The present invention relates to surveillance of proper operation of a digital transmission link using pulse regenerator repeaters and to the location of any possible interruption in such a link. It concerns more particularly remote surveillance and fault location units to be situated in the pulse regenerator repeaters of a digital transmission link.
U.S. Pat. No. 3,987,395 describes a known method of remote surveillance and fault location for surveillance of a digital transmission length and for monitoring, at one of the link terminals, the error rate of the set of pulse regenerator repeaters. The method consists in applying a service signal to the link from the opposite end of the link from that at which the error rates are monitored, the service signal being added to the digital data signals conveyed by the link. The service signal is located outside the passband of the pulse regenerator repeaters and is relayed at each pulse regenerator repeater by special circuits referred to as remote surveillance and fault location units. The service signal is constituted by a low frequency carrier modulated by a very low frequency binary signal and is formed by a repetitive frame comprising a synchronising word which is usually generated at the said opposite end of the link from that where the surveillance takes place, followed by time slots in which each remote surveillance and fault locating unit inserts in turn, when it is relaying the service signal around its own pulse repeater regenerator, data significant of the error rates measured at each location along the link. The frame synchronising word may also be generated at a pulse regenerator repeater in the event that the service signal no longer reaches the repeater from further upstream. This makes it possible to locate the break in the link from the end under surveillance by counting the number of occupied time slots in the incomplete frames which arise at said end.

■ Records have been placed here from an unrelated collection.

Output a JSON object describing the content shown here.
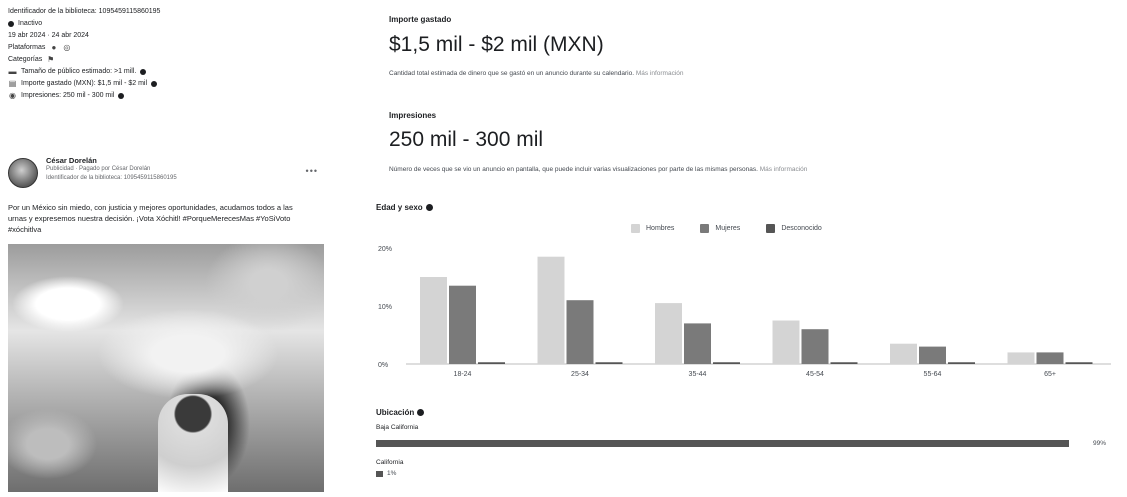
{
  "left_panel": {
    "library_id": "Identificador de la biblioteca: 1095459115860195",
    "status": "Inactivo",
    "date_range": "19 abr 2024 · 24 abr 2024",
    "platforms_label": "Plataformas",
    "categories_label": "Categorías",
    "audience_size": "Tamaño de público estimado: >1 mill.",
    "amount_spent": "Importe gastado (MXN): $1,5 mil - $2 mil",
    "impressions": "Impresiones: 250 mil - 300 mil",
    "post": {
      "author": "César Dorelán",
      "subline": "Publicidad · Pagado por César Dorelán",
      "library_id": "Identificador de la biblioteca: 1095459115860195",
      "more": "•••",
      "text": "Por un México sin miedo, con justicia y mejores oportunidades, acudamos todos a las urnas y expresemos nuestra decisión. ¡Vota Xóchitl! #PorqueMerecesMas #YoSiVoto #xóchitlva"
    }
  },
  "spend": {
    "label": "Importe gastado",
    "value": "$1,5 mil - $2 mil (MXN)",
    "description": "Cantidad total estimada de dinero que se gastó en un anuncio durante su calendario.",
    "more": "Más información"
  },
  "impressions": {
    "label": "Impresiones",
    "value": "250 mil - 300 mil",
    "description": "Número de veces que se vio un anuncio en pantalla, que puede incluir varias visualizaciones por parte de las mismas personas.",
    "more": "Más información"
  },
  "age_gender": {
    "label": "Edad y sexo",
    "legend": [
      "Hombres",
      "Mujeres",
      "Desconocido"
    ]
  },
  "colors": {
    "men": "#d4d4d4",
    "women": "#7a7a7a",
    "unknown": "#555555",
    "location_bar": "#555555"
  },
  "chart_data": {
    "type": "bar",
    "categories": [
      "18-24",
      "25-34",
      "35-44",
      "45-54",
      "55-64",
      "65+"
    ],
    "series": [
      {
        "name": "Hombres",
        "values": [
          15,
          18.5,
          10.5,
          7.5,
          3.5,
          2
        ]
      },
      {
        "name": "Mujeres",
        "values": [
          13.5,
          11,
          7,
          6,
          3,
          2
        ]
      },
      {
        "name": "Desconocido",
        "values": [
          0.3,
          0.3,
          0.3,
          0.3,
          0.3,
          0.3
        ]
      }
    ],
    "yticks": [
      "20%",
      "10%",
      "0%"
    ],
    "ylim": [
      0,
      20
    ]
  },
  "location": {
    "label": "Ubicación",
    "items": [
      {
        "name": "Baja California",
        "value": 99,
        "pct": "99%"
      },
      {
        "name": "California",
        "value": 1,
        "pct": "1%"
      }
    ]
  }
}
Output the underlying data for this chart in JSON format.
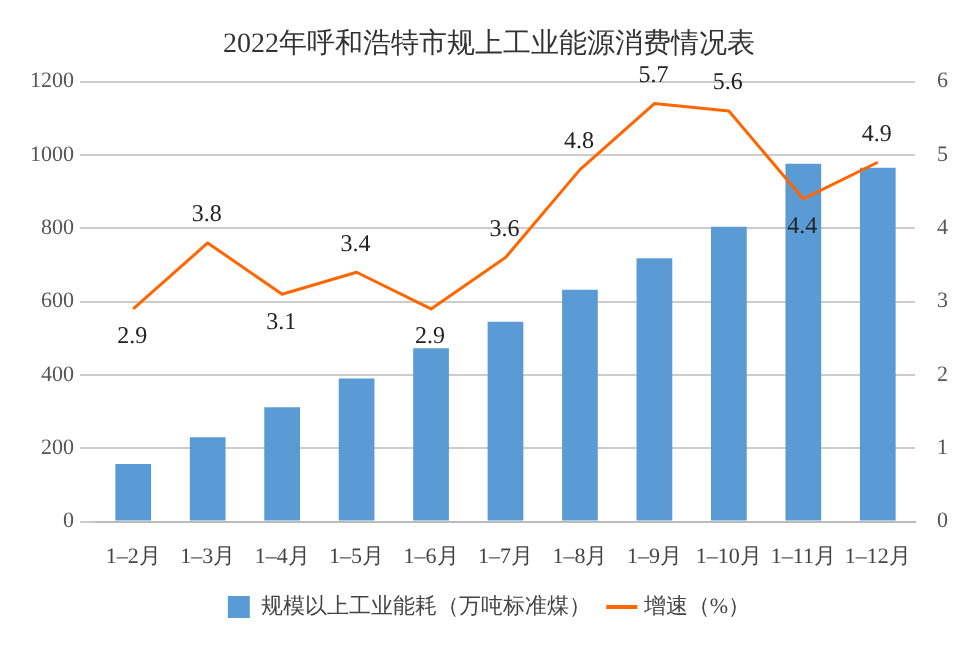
{
  "chart_data": {
    "type": "bar",
    "title": "2022年呼和浩特市规上工业能源消费情况表",
    "categories": [
      "1–2月",
      "1–3月",
      "1–4月",
      "1–5月",
      "1–6月",
      "1–7月",
      "1–8月",
      "1–9月",
      "1–10月",
      "1–11月",
      "1–12月"
    ],
    "series": [
      {
        "name": "规模以上工业能耗（万吨标准煤）",
        "color": "#5b9bd5",
        "values": [
          157,
          230,
          312,
          390,
          473,
          545,
          632,
          718,
          804,
          976,
          965
        ]
      },
      {
        "name": "增速（%）",
        "type": "line",
        "axis": "y2",
        "color": "#ff6600",
        "values": [
          2.9,
          3.8,
          3.1,
          3.4,
          2.9,
          3.6,
          4.8,
          5.7,
          5.6,
          4.4,
          4.9
        ],
        "value_labels": [
          "2.9",
          "3.8",
          "3.1",
          "3.4",
          "2.9",
          "3.6",
          "4.8",
          "5.7",
          "5.6",
          "4.4",
          "4.9"
        ]
      }
    ],
    "ylim": [
      0,
      1200
    ],
    "yticks": [
      0,
      200,
      400,
      600,
      800,
      1000,
      1200
    ],
    "y2lim": [
      0,
      6
    ],
    "y2ticks": [
      0,
      1,
      2,
      3,
      4,
      5,
      6
    ],
    "grid": "y",
    "legend": "bottom",
    "marker": "none"
  }
}
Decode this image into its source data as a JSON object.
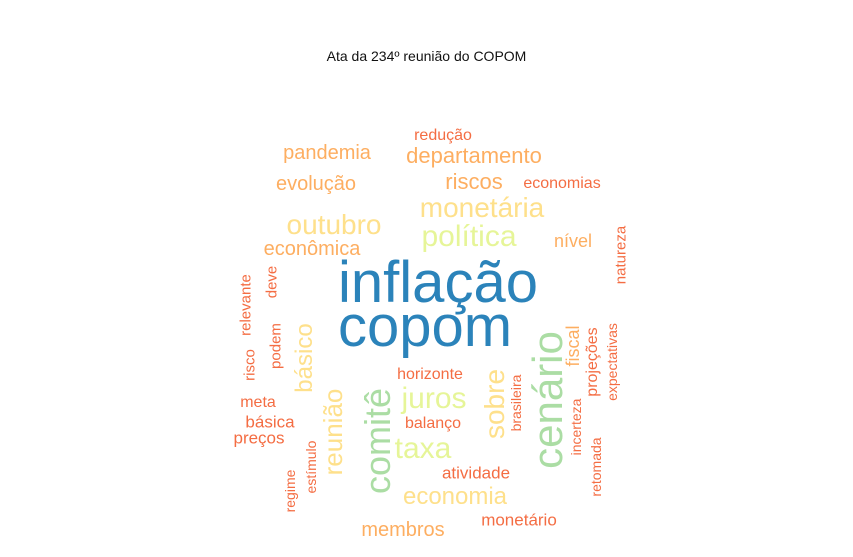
{
  "chart_data": {
    "type": "wordcloud",
    "title": "Ata da 234º reunião do COPOM",
    "palette": {
      "tier1": "#2b83ba",
      "tier2": "#abdda4",
      "tier3": "#e6f598",
      "tier4": "#fee08b",
      "tier5": "#fdae61",
      "tier6": "#f46d43"
    },
    "words": [
      {
        "text": "inflação",
        "tier": "tier1",
        "rank": 1
      },
      {
        "text": "copom",
        "tier": "tier1",
        "rank": 2
      },
      {
        "text": "cenário",
        "tier": "tier2",
        "rank": 3
      },
      {
        "text": "comitê",
        "tier": "tier2",
        "rank": 4
      },
      {
        "text": "política",
        "tier": "tier3",
        "rank": 5
      },
      {
        "text": "juros",
        "tier": "tier3",
        "rank": 6
      },
      {
        "text": "taxa",
        "tier": "tier3",
        "rank": 7
      },
      {
        "text": "monetária",
        "tier": "tier4",
        "rank": 8
      },
      {
        "text": "outubro",
        "tier": "tier4",
        "rank": 9
      },
      {
        "text": "reunião",
        "tier": "tier4",
        "rank": 10
      },
      {
        "text": "sobre",
        "tier": "tier4",
        "rank": 11
      },
      {
        "text": "economia",
        "tier": "tier4",
        "rank": 12
      },
      {
        "text": "básico",
        "tier": "tier4",
        "rank": 13
      },
      {
        "text": "departamento",
        "tier": "tier5",
        "rank": 14
      },
      {
        "text": "pandemia",
        "tier": "tier5",
        "rank": 15
      },
      {
        "text": "evolução",
        "tier": "tier5",
        "rank": 16
      },
      {
        "text": "riscos",
        "tier": "tier5",
        "rank": 17
      },
      {
        "text": "econômica",
        "tier": "tier5",
        "rank": 18
      },
      {
        "text": "nível",
        "tier": "tier5",
        "rank": 19
      },
      {
        "text": "fiscal",
        "tier": "tier5",
        "rank": 20
      },
      {
        "text": "membros",
        "tier": "tier5",
        "rank": 21
      },
      {
        "text": "redução",
        "tier": "tier6",
        "rank": 22
      },
      {
        "text": "economias",
        "tier": "tier6",
        "rank": 23
      },
      {
        "text": "natureza",
        "tier": "tier6",
        "rank": 24
      },
      {
        "text": "relevante",
        "tier": "tier6",
        "rank": 25
      },
      {
        "text": "deve",
        "tier": "tier6",
        "rank": 26
      },
      {
        "text": "risco",
        "tier": "tier6",
        "rank": 27
      },
      {
        "text": "podem",
        "tier": "tier6",
        "rank": 28
      },
      {
        "text": "horizonte",
        "tier": "tier6",
        "rank": 29
      },
      {
        "text": "brasileira",
        "tier": "tier6",
        "rank": 30
      },
      {
        "text": "projeções",
        "tier": "tier6",
        "rank": 31
      },
      {
        "text": "expectativas",
        "tier": "tier6",
        "rank": 32
      },
      {
        "text": "meta",
        "tier": "tier6",
        "rank": 33
      },
      {
        "text": "básica",
        "tier": "tier6",
        "rank": 34
      },
      {
        "text": "balanço",
        "tier": "tier6",
        "rank": 35
      },
      {
        "text": "preços",
        "tier": "tier6",
        "rank": 36
      },
      {
        "text": "incerteza",
        "tier": "tier6",
        "rank": 37
      },
      {
        "text": "estímulo",
        "tier": "tier6",
        "rank": 38
      },
      {
        "text": "regime",
        "tier": "tier6",
        "rank": 39
      },
      {
        "text": "atividade",
        "tier": "tier6",
        "rank": 40
      },
      {
        "text": "retomada",
        "tier": "tier6",
        "rank": 41
      },
      {
        "text": "monetário",
        "tier": "tier6",
        "rank": 42
      }
    ]
  }
}
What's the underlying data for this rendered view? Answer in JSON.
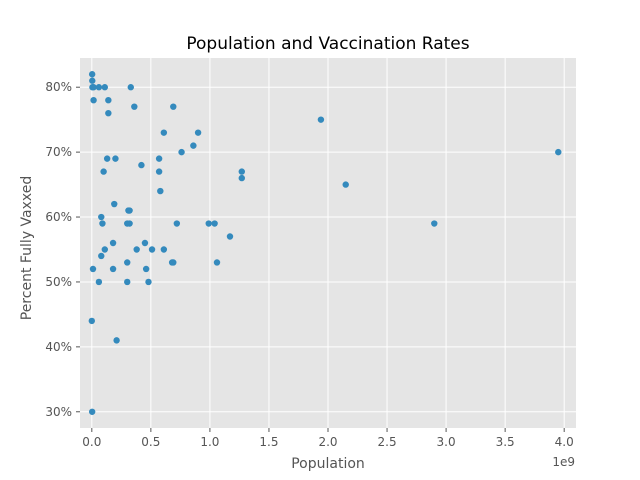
{
  "chart_data": {
    "type": "scatter",
    "title": "Population and Vaccination Rates",
    "xlabel": "Population",
    "ylabel": "Percent Fully Vaxxed",
    "x_offset_label": "1e9",
    "x_ticks": [
      0.0,
      0.5,
      1.0,
      1.5,
      2.0,
      2.5,
      3.0,
      3.5,
      4.0
    ],
    "x_tick_labels": [
      "0.0",
      "0.5",
      "1.0",
      "1.5",
      "2.0",
      "2.5",
      "3.0",
      "3.5",
      "4.0"
    ],
    "y_ticks": [
      30,
      40,
      50,
      60,
      70,
      80
    ],
    "y_tick_labels": [
      "30%",
      "40%",
      "50%",
      "60%",
      "70%",
      "80%"
    ],
    "xlim": [
      -0.1,
      4.1
    ],
    "ylim": [
      27.5,
      84.5
    ],
    "x_unit_multiplier": 1000000000,
    "grid": true,
    "colors": {
      "marker": "#348abd",
      "plot_background": "#e5e5e5",
      "grid": "#ffffff"
    },
    "points": [
      {
        "x": 0.003,
        "y": 82
      },
      {
        "x": 0.004,
        "y": 81
      },
      {
        "x": 0.005,
        "y": 80
      },
      {
        "x": 0.015,
        "y": 80
      },
      {
        "x": 0.06,
        "y": 80
      },
      {
        "x": 0.11,
        "y": 80
      },
      {
        "x": 0.33,
        "y": 80
      },
      {
        "x": 0.015,
        "y": 78
      },
      {
        "x": 0.14,
        "y": 78
      },
      {
        "x": 0.14,
        "y": 76
      },
      {
        "x": 0.36,
        "y": 77
      },
      {
        "x": 0.69,
        "y": 77
      },
      {
        "x": 1.94,
        "y": 75
      },
      {
        "x": 0.61,
        "y": 73
      },
      {
        "x": 0.9,
        "y": 73
      },
      {
        "x": 0.86,
        "y": 71
      },
      {
        "x": 3.95,
        "y": 70
      },
      {
        "x": 0.76,
        "y": 70
      },
      {
        "x": 0.13,
        "y": 69
      },
      {
        "x": 0.2,
        "y": 69
      },
      {
        "x": 0.57,
        "y": 69
      },
      {
        "x": 0.42,
        "y": 68
      },
      {
        "x": 0.1,
        "y": 67
      },
      {
        "x": 0.57,
        "y": 67
      },
      {
        "x": 1.27,
        "y": 67
      },
      {
        "x": 1.27,
        "y": 66
      },
      {
        "x": 2.15,
        "y": 65
      },
      {
        "x": 0.58,
        "y": 64
      },
      {
        "x": 0.19,
        "y": 62
      },
      {
        "x": 0.31,
        "y": 61
      },
      {
        "x": 0.32,
        "y": 61
      },
      {
        "x": 0.08,
        "y": 60
      },
      {
        "x": 0.09,
        "y": 59
      },
      {
        "x": 0.3,
        "y": 59
      },
      {
        "x": 0.32,
        "y": 59
      },
      {
        "x": 0.72,
        "y": 59
      },
      {
        "x": 0.99,
        "y": 59
      },
      {
        "x": 1.04,
        "y": 59
      },
      {
        "x": 2.9,
        "y": 59
      },
      {
        "x": 1.17,
        "y": 57
      },
      {
        "x": 0.18,
        "y": 56
      },
      {
        "x": 0.45,
        "y": 56
      },
      {
        "x": 0.11,
        "y": 55
      },
      {
        "x": 0.38,
        "y": 55
      },
      {
        "x": 0.51,
        "y": 55
      },
      {
        "x": 0.61,
        "y": 55
      },
      {
        "x": 0.08,
        "y": 54
      },
      {
        "x": 0.3,
        "y": 53
      },
      {
        "x": 0.68,
        "y": 53
      },
      {
        "x": 0.69,
        "y": 53
      },
      {
        "x": 1.06,
        "y": 53
      },
      {
        "x": 0.01,
        "y": 52
      },
      {
        "x": 0.18,
        "y": 52
      },
      {
        "x": 0.46,
        "y": 52
      },
      {
        "x": 0.06,
        "y": 50
      },
      {
        "x": 0.3,
        "y": 50
      },
      {
        "x": 0.48,
        "y": 50
      },
      {
        "x": 0.0,
        "y": 44
      },
      {
        "x": 0.21,
        "y": 41
      },
      {
        "x": 0.003,
        "y": 30
      }
    ]
  }
}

Remote surveillance and pulse location units equipping the pulse regenerator repeaters of such a digital transmission link receive the service signal from the pulse regenerator repeater located immediately upstream therefrom with respect of the direction of transmission towards the end at which surveillance is performed. The units demodulate the service signal to extract the frame, add data representative of the error rates of their own pulses regenerator repeaters thereto and re-transmit the service signal towards the next pulse regenerator repeater situated immediately downstream therefrom. The aim of the present invention is to provide the above-mentioned functions by means of a circuit of simple structure suitable for implementation in the form of an integrated circuit, and which is adapted for use in pulse regenerator repeaters of a digital transmission link.